Senior (2007): Pitched in 31 games--all in relief--for a team that went 54-13 (22-8 SEC) and won the conference's regular-season and tournament titles before falling to Michigan in the finals of the Nashville Regional. Went 6-2 with five saves, 35 strikeouts, 14 walks, five hit batsmen and a 3.29 ERA over 27 1/3 innings of SEC regular-season play. Opponents hit just .189 against him in the league and managed just three extra-base hits (all doubles). Conference regular-season wins came against Ole Miss, Georgia, South Carolina and Tennessee, Kentucky and Auburn. Picked up the win in Vanderbilt's win over Austin Peay to open the Nashville Regional with two hitless innings.
Post-VU: Weathers was the No. 8 pick of the entire draft by the Colorado Rockies in 2007. He played professional and independent ball from 2007-17 but had an injury-plagued career and never made the Majors.
Final thoughts, and why I ranked him where I did: Weathers had about as meteoric a rise as a Commodore ever had in a two-year span. My memory of his career is that Weathers started 2006 as a run-of-the-mill reliever throwing in the low-90s, then, was pounding the mid-90s by the end of the season. Coach Tim Corbin, coaching Team USA that summer, added Weathers to the roster as a late addition just as his career was starting to take off, which planted him on the national radar.
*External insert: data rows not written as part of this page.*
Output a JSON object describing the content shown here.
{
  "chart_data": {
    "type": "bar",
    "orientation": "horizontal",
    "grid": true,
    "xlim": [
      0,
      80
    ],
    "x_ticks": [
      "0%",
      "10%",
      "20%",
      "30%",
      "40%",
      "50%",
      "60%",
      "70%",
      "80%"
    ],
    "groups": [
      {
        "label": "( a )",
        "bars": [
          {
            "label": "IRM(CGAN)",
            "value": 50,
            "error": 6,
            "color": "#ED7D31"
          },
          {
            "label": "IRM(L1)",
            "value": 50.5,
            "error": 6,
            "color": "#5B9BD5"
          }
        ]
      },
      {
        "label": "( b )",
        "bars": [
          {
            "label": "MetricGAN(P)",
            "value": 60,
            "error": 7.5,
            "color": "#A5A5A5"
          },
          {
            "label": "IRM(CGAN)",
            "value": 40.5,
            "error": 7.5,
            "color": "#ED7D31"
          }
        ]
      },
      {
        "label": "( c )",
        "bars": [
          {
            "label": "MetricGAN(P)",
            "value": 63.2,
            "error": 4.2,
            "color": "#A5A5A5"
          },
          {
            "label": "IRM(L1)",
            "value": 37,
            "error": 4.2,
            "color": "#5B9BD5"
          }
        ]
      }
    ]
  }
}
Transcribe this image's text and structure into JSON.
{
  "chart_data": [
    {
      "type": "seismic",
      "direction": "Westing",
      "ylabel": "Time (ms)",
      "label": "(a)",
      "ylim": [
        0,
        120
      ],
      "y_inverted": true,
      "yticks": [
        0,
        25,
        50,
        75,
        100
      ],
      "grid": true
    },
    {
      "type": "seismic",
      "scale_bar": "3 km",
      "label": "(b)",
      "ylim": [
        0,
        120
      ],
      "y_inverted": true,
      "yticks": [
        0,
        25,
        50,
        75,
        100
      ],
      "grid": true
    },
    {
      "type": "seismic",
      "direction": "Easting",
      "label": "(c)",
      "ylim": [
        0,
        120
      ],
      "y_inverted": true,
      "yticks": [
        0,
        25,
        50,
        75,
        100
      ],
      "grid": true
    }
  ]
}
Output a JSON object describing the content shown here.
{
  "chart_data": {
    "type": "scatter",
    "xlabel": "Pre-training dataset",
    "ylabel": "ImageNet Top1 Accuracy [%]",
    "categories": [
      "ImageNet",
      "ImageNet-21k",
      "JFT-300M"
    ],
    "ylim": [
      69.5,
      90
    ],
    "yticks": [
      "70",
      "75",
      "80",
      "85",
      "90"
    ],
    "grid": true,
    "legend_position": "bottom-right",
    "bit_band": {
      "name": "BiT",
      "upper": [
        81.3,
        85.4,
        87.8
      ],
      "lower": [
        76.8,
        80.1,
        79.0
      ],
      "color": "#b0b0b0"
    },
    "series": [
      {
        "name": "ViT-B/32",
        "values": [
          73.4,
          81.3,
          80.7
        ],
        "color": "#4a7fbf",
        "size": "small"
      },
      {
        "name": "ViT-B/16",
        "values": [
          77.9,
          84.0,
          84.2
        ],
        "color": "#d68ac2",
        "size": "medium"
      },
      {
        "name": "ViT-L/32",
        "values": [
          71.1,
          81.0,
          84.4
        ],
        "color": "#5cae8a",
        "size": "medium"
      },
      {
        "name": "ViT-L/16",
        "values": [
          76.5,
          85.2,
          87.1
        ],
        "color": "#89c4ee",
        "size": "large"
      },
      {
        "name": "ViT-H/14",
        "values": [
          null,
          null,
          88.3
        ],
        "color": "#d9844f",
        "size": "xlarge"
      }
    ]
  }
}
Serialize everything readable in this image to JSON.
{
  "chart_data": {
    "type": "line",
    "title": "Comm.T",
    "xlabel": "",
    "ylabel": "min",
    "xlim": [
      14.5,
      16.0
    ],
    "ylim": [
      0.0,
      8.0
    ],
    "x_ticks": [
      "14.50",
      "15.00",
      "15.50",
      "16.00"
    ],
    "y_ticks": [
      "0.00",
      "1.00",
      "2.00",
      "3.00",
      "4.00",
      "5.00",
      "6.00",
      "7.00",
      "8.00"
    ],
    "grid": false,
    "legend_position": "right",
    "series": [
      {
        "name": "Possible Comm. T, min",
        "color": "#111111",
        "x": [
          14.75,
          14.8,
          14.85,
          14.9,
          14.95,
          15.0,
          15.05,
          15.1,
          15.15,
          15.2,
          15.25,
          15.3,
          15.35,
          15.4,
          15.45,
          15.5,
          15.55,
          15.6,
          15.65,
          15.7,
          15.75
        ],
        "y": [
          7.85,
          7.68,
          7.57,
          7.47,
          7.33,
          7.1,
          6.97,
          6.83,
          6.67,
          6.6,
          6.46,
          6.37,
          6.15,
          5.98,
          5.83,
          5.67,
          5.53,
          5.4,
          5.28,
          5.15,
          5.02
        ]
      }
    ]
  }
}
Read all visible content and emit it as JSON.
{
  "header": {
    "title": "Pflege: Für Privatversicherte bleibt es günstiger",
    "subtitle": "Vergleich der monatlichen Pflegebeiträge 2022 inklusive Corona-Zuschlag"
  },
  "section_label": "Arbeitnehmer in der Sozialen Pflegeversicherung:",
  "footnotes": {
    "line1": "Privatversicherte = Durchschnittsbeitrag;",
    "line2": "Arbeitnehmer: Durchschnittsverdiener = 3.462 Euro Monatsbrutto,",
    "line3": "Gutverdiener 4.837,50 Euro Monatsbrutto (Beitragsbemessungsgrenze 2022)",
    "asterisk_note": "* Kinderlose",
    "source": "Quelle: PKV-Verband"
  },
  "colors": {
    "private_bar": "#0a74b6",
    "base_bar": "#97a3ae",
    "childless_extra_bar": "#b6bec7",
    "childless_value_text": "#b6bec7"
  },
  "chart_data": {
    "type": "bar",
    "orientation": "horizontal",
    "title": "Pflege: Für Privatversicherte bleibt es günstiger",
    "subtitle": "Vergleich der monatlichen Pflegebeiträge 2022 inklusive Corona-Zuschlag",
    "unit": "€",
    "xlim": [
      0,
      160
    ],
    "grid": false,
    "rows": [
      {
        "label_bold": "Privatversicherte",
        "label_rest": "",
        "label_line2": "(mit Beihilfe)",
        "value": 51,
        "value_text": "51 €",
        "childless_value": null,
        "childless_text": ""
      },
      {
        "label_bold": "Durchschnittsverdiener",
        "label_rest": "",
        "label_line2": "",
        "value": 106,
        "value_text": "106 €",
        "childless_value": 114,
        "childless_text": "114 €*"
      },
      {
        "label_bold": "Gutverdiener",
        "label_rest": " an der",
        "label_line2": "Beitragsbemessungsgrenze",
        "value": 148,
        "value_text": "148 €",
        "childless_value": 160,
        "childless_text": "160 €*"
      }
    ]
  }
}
Weathers about a decade ahead of his time; I'm not certain that anyone at any level of baseball was throwing as hard as Weathers was then, and strikeouts were not as common across the board as they are now. I'll never forget a road trip to Lexington in 2007 in which Weathers, with the temperature in the high-30s, broke 100 on the radar gun as a gaggle of scouts sat behind home plate.
The Rockies took him eighth overall in the 2008 draft. It's hard to justify taking a reliever that high, and if you're going to be taken that high as a reliever--which rarely happens--you're expected to make the Majors quickly.
That alone probably put undue pressure on him. Weathers may have been the most dominant arm the Commodores had--and that on a staff that included David Price--that we glossed over his control troubles. Those struggles never left Weathers in an injury-filled professional career as he walked 214 men in 256 1/3 innings. Weathers hung around trying to make the Majors as late as 2016, and gained notoriety for throwing a ball 108 miles an hour after a moving start.
Weathers probably saw less career playing time than anyone in the VandySports 100, but won or saved a staggering 19 games in the season that showed the world Vanderbilt could be a baseball power. It was a short burst, but a blindingly-spectacular one as few Commodores ever dominated their sports the way Weathers did in 2007.